When the day for picking a puppy arrives, I go through four evaluation steps before making my final decision:
1. Tail position
Is the tail tucked between the pup’s legs? This indicates the pup is timid, submissive and likely harder to train. If the tail is held high above the pup’s back it indicates the pup is dominant and will also present training problems, albeit a different set of difficulties from the low-tail dog.
You want to see the tail held in a position between tucked and above the pup’s back, which means the pup is neither overly submissive nor overly dominant and likely is both biddable and trainable without the issues associated with the aforementioned less desirable positions.
Has the pup been exposed to other dogs and people or just left in the pen alone? Discuss this with the breeder. You want a dog that plays well with others for a variety of reasons.
If the pup comes to me and actively seeks and maintains contact, this is indicative of a pup that should receive high marks in biddability and trainability.
Does the pup readily retrieve a thrown object such as a tennis ball or duck wing? You want a retriever that already has retrieving in his blood. If a pup has this, then you’re in business. He should want to fetch up anything you throw in front of him.
4. Lip Licking
If a pup licks his lips when praised for obeying a command or making a short retrieve, that’s the nail in the coffin. This shows me the pup understands my commands.

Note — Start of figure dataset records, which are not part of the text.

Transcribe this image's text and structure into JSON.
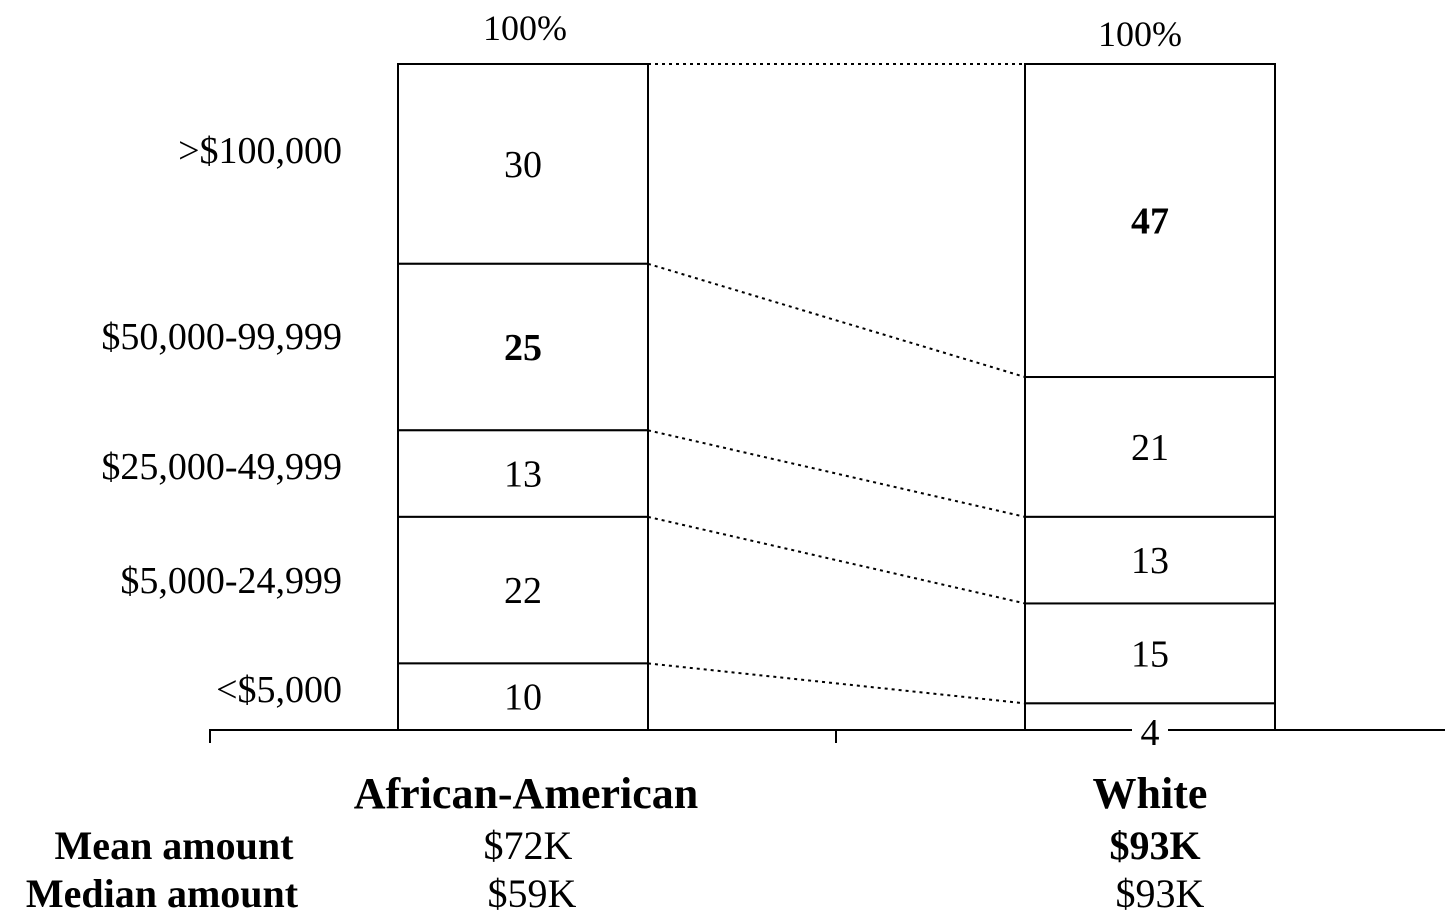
{
  "chart_data": {
    "type": "stacked-bar",
    "categories": [
      ">$100,000",
      "$50,000-99,999",
      "$25,000-49,999",
      "$5,000-24,999",
      "<$5,000"
    ],
    "groups": [
      {
        "name": "African-American",
        "total_label": "100%",
        "values": [
          30,
          25,
          13,
          22,
          10
        ],
        "bold": [
          false,
          true,
          false,
          false,
          false
        ],
        "mean": "$72K",
        "median": "$59K",
        "mean_bold": false
      },
      {
        "name": "White",
        "total_label": "100%",
        "values": [
          47,
          21,
          13,
          15,
          4
        ],
        "bold": [
          true,
          false,
          false,
          false,
          false
        ],
        "mean": "$93K",
        "median": "$93K",
        "mean_bold": true
      }
    ],
    "row_labels": {
      "mean": "Mean amount",
      "median": "Median amount"
    },
    "ylim": [
      0,
      100
    ],
    "grid": false,
    "unit": "%"
  }
}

If a dog is distracted/constantly looking everywhere but at me, training is much more difficult.
While there are many variables in the selection process, these are the factors I look for when selecting from a litter, with one caveat: they can never be all-inclusive.
However, in every case, if you exercise due diligence in your selection of the sire and dam of the litter and have a puppy selection procedure in mind, your chances of obtaining an excellent and healthy gun dog that will be by your side for many years will be very high.